Dalam survei yang dilakukan juga ditemukan bahwa output dan permintaan baru terus turun dengan penurunan Mei yang semakin cepat dibandingkan bulan April. Ekspor juga terus turun pada Mei, sementara kondisi permintaan yang tidak bergerak mendorong perusahaan menahan pembelian dan menyesuaikan inventaris.
"Ekonomi sektor manufaktur Indonesia menurun pada tingkat sedang pada bulan Mei. Penurunan terkuat pada permintaan baru dalam waktu hampir empat tahun menyebabkan penurunan solid pada volume produksi," ucap Ekonom S&P Global Market Intelligence Usamah Bhatti dalam keterangan tertulisnya, Senin (2/6/2025).
Baca Juga
PMI Manufaktur RI Kontraksi ke Level 46,7, Pelaku Usaha Ingin Kebijakan Pro-Industri
Kendati demikian, ia mengungkapkan, perusahaan yakin periode penurunan ini akan berlalu, sementara kepercayaan diri terkait perkiraan 12 bulan output juga menguat.

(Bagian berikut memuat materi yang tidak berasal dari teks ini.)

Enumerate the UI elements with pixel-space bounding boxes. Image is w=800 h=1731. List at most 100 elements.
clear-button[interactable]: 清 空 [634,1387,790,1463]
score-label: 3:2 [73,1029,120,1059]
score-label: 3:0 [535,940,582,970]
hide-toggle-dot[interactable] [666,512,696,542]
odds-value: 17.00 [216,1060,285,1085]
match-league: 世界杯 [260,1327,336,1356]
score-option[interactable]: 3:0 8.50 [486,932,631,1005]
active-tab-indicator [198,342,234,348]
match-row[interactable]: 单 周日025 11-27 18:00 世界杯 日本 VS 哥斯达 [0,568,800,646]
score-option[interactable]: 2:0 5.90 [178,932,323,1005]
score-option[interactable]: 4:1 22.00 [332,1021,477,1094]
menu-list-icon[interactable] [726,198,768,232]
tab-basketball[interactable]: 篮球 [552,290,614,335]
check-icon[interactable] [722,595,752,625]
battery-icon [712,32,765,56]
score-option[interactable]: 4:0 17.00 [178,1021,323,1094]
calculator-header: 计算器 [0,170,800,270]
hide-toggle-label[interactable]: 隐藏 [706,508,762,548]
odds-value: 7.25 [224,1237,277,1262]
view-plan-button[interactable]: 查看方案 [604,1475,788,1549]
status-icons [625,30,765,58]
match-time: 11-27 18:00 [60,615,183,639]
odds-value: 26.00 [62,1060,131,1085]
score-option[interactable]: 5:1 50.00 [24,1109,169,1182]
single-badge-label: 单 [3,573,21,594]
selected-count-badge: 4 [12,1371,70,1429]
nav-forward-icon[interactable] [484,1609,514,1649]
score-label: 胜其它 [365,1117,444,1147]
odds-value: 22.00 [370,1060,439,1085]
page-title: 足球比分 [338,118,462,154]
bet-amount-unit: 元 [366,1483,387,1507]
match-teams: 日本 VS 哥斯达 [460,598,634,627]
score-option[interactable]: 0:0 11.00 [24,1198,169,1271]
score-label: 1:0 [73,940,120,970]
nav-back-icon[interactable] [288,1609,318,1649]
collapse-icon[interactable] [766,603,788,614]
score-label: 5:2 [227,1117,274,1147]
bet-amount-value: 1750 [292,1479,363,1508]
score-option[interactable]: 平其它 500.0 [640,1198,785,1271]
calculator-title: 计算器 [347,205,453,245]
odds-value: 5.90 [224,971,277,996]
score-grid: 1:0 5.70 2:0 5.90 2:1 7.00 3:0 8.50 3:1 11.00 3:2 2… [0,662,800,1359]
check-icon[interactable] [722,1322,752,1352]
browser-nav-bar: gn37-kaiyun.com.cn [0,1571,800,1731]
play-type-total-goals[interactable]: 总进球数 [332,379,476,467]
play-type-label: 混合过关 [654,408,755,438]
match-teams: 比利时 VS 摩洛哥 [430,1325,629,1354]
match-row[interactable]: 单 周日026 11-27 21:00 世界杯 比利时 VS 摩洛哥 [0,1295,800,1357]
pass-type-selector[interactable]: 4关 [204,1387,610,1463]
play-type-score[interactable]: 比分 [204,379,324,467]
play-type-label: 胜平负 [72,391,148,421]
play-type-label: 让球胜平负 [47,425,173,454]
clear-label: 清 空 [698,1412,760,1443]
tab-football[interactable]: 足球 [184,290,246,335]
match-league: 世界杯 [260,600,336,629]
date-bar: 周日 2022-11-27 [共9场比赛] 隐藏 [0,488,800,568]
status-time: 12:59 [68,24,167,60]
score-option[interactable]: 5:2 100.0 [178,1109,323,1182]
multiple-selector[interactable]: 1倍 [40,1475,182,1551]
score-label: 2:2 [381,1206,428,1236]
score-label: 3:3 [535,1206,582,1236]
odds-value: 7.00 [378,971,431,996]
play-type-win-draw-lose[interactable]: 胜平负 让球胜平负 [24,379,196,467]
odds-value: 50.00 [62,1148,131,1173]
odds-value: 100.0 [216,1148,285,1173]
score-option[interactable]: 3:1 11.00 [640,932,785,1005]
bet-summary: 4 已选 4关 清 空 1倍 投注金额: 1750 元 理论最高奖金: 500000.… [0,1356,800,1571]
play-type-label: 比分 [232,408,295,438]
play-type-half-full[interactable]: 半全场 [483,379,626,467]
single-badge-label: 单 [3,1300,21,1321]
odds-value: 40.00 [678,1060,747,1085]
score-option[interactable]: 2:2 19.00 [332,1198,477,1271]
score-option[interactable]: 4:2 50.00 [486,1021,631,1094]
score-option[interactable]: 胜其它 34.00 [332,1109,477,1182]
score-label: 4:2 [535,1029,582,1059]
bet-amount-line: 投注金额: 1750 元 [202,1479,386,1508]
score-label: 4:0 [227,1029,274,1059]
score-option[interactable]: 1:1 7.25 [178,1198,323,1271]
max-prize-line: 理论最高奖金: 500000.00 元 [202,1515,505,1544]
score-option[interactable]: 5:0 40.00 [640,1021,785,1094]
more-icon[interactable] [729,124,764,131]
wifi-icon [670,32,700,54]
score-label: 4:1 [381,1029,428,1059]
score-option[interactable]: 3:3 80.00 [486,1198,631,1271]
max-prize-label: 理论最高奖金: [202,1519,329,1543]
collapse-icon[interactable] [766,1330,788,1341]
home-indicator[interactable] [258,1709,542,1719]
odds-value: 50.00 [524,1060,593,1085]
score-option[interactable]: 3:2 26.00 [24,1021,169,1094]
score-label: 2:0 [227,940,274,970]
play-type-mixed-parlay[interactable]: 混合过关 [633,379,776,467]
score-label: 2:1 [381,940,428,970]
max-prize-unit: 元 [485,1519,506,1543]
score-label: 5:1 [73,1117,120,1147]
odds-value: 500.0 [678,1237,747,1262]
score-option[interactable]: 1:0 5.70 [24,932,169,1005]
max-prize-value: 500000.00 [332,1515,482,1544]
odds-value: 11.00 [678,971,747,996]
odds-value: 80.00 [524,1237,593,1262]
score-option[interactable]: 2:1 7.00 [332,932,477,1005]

"Sementara itu, beberapa produsen berupaya menawarkan diskon untuk menaikkan penjualan, menyebabkan kenaikan kecil pada biaya," terangnya.
Dari segi harga, inflasi biaya naik tajam pada bulan Mei, dan menguat untuk pertama kali dalam tiga bulan. Panelis mencatat kenaikan harga bahan baku menyeluruh menyebabkan kenaikan beban biaya. Akan tetapi, perusahaan berupaya menyerap biaya-biaya ini dan bahkan menawarkan diskon sebagai upaya merangsang permintaan.
"Akibatnya, harga output naik pada tingkat rendah, yang merupakan tingkat inflasi biaya terendah dalam delapan bulan ekspansi," paparnya.